February 26, 2004

Eye of Argon (actual story text here) is generally held to be the worst-written SF/fantasy story. It was penned in 1970 by 16-year old Jim Theis and immediately gained a cult following. Eye of Argon draws its inspiration from a thesaurus and breaks almost every rule on style, dialog, and grammar. The tale describes the adventures of Grignr, an "enthused barbarian" who is not only an accomplished swordsman but quite the ladies man, embracing "tempting females" and caressing their "firm protruding busts".
  • I wish this was a movie so I could see it MST3Ked. The written script still makes me laugh, though. "By the surly beard of Mrifk, Grignr kneels to no man!" scowled the massive barbarian. *snorts* Someone should buy that boy a vowel.
  • breaks almost every rule on style, dialog, and grammar There are no rul- oh, hang on... This is magnificent stuff. "The trek to Gorzom was forced upon Grignr when the soldiers of Crin were leashed upon him by a faithless concubine he had wooed." Glorious. Speaks to us all, really. The art of bad writing is a noble one, and can very hard to pull off. This guy was brilliant at it ("Romford was the cruelest of cities") but as anybody who's seen the TV series can testify, he couldn't maintain the standard.

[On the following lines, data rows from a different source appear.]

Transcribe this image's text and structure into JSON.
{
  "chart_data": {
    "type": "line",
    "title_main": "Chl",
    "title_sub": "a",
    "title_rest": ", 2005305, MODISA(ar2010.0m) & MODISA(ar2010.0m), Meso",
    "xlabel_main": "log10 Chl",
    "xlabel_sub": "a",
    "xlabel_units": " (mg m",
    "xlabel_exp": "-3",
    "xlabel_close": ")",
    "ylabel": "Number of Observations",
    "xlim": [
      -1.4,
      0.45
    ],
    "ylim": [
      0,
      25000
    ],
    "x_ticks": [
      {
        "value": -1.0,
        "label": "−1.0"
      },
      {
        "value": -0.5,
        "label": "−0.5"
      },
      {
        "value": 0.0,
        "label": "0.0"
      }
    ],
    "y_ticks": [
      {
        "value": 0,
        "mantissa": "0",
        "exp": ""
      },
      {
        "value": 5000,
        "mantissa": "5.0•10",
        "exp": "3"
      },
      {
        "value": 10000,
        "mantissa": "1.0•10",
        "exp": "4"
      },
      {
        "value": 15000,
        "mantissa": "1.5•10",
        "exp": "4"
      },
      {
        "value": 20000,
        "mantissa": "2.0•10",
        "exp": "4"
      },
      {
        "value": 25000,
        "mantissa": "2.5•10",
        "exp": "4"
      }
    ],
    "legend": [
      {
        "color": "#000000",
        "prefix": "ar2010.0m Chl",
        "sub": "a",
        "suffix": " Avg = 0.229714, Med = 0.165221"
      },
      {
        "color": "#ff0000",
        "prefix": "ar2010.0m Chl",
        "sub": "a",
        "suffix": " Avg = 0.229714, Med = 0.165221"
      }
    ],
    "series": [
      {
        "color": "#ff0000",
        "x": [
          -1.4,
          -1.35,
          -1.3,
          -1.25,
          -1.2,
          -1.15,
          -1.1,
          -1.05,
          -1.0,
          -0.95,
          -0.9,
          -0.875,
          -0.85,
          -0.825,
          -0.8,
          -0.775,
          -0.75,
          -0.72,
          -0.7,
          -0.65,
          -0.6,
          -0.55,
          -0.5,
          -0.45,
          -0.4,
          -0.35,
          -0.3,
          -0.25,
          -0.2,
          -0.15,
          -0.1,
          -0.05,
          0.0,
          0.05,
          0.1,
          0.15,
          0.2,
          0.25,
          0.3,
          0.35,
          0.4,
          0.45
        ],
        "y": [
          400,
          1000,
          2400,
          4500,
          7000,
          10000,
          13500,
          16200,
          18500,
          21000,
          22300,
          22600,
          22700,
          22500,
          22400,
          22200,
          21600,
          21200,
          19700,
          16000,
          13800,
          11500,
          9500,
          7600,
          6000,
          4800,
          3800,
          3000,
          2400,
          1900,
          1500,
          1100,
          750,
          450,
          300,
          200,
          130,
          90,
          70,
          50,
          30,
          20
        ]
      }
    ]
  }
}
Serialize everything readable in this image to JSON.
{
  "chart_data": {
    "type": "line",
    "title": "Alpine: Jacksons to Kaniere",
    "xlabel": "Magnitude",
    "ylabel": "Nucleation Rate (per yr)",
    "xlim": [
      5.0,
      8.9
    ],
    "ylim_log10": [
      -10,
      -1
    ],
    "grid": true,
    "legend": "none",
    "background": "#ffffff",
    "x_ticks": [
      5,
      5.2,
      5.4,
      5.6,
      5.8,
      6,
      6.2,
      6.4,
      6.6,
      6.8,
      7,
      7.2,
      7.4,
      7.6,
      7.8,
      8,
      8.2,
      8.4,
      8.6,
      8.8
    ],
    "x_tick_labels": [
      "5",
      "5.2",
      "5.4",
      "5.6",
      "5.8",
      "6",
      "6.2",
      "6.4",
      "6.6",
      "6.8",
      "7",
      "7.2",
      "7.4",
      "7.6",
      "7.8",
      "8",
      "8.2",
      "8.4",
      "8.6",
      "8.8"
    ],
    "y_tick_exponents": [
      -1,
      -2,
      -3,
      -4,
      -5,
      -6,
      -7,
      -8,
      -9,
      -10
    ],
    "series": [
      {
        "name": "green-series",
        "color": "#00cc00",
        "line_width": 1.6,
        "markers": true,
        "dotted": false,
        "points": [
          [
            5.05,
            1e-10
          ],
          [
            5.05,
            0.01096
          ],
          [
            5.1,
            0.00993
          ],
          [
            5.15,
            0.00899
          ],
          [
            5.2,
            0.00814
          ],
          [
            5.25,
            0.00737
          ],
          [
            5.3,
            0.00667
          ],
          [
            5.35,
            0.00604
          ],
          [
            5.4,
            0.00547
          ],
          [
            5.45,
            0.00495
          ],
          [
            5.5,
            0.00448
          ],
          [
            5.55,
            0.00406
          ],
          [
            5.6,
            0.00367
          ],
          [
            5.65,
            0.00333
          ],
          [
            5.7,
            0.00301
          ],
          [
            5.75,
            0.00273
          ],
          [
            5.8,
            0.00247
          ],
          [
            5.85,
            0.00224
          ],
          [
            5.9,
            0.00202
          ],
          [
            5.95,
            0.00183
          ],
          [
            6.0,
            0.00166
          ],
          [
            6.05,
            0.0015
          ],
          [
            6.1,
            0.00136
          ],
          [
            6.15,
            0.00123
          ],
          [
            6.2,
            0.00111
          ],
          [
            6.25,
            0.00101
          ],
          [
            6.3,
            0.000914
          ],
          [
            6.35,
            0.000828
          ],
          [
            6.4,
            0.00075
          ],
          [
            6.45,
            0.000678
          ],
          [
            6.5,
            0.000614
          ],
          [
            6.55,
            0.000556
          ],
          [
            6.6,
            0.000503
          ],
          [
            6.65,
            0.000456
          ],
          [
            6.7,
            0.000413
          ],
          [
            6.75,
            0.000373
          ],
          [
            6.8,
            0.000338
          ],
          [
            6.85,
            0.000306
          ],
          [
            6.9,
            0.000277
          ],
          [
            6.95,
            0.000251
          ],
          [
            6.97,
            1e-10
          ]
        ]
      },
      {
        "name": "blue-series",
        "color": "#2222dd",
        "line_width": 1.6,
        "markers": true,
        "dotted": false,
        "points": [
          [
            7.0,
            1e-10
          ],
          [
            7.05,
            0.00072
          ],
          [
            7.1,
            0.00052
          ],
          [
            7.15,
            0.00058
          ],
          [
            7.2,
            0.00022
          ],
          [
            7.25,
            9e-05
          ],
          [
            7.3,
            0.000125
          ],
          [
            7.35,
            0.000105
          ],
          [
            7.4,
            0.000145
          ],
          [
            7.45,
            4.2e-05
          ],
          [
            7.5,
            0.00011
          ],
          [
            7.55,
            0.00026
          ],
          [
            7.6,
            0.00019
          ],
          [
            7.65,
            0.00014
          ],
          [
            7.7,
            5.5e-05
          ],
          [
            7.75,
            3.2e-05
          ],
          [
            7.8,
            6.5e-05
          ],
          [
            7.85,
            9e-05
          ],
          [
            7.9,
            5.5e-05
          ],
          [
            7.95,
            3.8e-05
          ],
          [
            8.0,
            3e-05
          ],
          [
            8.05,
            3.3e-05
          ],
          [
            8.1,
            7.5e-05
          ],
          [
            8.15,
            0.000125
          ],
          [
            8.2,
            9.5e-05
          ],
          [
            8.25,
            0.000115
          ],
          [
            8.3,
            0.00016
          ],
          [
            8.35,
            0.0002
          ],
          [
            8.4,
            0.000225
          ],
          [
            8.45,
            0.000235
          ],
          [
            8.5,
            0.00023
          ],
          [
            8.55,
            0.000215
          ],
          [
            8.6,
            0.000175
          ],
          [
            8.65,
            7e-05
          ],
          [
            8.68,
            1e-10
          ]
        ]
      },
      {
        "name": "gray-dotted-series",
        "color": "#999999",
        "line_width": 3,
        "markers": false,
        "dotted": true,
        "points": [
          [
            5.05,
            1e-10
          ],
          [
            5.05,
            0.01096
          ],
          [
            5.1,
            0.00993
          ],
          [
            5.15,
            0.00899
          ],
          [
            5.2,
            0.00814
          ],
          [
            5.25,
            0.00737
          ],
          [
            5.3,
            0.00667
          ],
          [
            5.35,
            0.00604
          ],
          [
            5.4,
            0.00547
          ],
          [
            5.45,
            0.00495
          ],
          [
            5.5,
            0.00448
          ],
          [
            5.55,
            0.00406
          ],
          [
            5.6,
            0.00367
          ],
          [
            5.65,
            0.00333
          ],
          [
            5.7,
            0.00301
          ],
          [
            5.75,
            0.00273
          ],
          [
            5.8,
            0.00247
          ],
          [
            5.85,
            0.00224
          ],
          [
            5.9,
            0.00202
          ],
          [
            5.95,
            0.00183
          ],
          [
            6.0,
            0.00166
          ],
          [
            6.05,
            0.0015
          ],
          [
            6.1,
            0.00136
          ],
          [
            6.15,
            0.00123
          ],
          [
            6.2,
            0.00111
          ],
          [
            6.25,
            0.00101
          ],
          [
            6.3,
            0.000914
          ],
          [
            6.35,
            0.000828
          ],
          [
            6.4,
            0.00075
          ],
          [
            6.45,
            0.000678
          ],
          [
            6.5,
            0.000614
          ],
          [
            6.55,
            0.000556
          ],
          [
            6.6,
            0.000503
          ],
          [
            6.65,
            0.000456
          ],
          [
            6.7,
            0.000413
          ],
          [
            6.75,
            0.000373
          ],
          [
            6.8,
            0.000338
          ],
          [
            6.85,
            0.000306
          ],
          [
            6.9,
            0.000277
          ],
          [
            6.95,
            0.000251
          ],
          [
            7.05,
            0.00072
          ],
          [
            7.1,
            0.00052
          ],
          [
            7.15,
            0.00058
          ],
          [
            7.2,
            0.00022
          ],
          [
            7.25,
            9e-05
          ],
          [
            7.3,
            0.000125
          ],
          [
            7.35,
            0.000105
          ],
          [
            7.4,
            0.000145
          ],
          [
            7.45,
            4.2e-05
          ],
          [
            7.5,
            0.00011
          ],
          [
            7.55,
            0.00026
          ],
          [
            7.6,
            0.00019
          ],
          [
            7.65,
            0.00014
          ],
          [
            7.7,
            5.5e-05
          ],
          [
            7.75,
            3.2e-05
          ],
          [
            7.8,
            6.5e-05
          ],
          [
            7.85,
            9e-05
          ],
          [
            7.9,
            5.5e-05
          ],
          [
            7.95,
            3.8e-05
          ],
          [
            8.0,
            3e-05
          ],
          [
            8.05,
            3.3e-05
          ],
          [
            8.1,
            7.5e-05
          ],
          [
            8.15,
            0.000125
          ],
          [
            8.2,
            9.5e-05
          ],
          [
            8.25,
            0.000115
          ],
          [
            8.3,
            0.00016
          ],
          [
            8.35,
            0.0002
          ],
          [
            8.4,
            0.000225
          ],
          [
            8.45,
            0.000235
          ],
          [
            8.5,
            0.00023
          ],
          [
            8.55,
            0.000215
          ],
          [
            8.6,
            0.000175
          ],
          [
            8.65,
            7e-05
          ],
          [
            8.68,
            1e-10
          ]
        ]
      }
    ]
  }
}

  • crushing her sagging nipples to his yearning chest Whew. Spicy stuff. Actually, I have read as bad, though possibly not as funny. Many years ago, a friend of mine wrote a game for the then-brand-spanking-new OS, Microsoft Windows 3.0, with the goal of learning how to program to that platform. The game had a simple storyline synthesized from Norse mythology, the better to justify dragons and giants and other critters that one might want to whack with a sword... or sorcery. To try to recover some of its development cost, my friend released the game as shareware -- what the hell! we might get beer money -- whereupon he discovered that he had written the very first role-playing game for the Windows platform. The game took off, netting 13,500 registrations over its market lifetime, and is still played today by pockets of impoverished abandonware fans. Not too shabby for a teach-yourself-GDI-in-24-hours hack. Anyway, one of my friend's users was a young man of 14 years age, in whom the game struck a creative spark. No doubt educated by a stream of Alan Dean Foster novelizations, this young man wrote the author of his favorite game, begging for the rights to write a novel based on his favorite game EVAR. Who could deny such a request from a pure heart? Many months later, all of us having forgotten the author's mighty labors, the email stork brought us our reward: tens of thousands of words of the most excruciating sword-and-sorcery slush imaginable. We deliberately didn't distribute the story, out of consideration for the tender years of the author, who when last heard from was furiously engaged in a rewrite. I long ago destroyed my copy. I do wish, however, that I had thought of reading it aloud with my friends while breathing helium-- that is inspired.
  • Fantastic. Im speechless.
  • You can see it MST3Kd. That was how I first read it - my friend and I agreed when playing the Eye of Argon game (reading aloud as long as possible without laughing) that laughing due to the Msting didn't count.
  • Thank you, thank you, thank you jb. I'm at work, do you KNOW how hard it is to resist a MST3K read-through?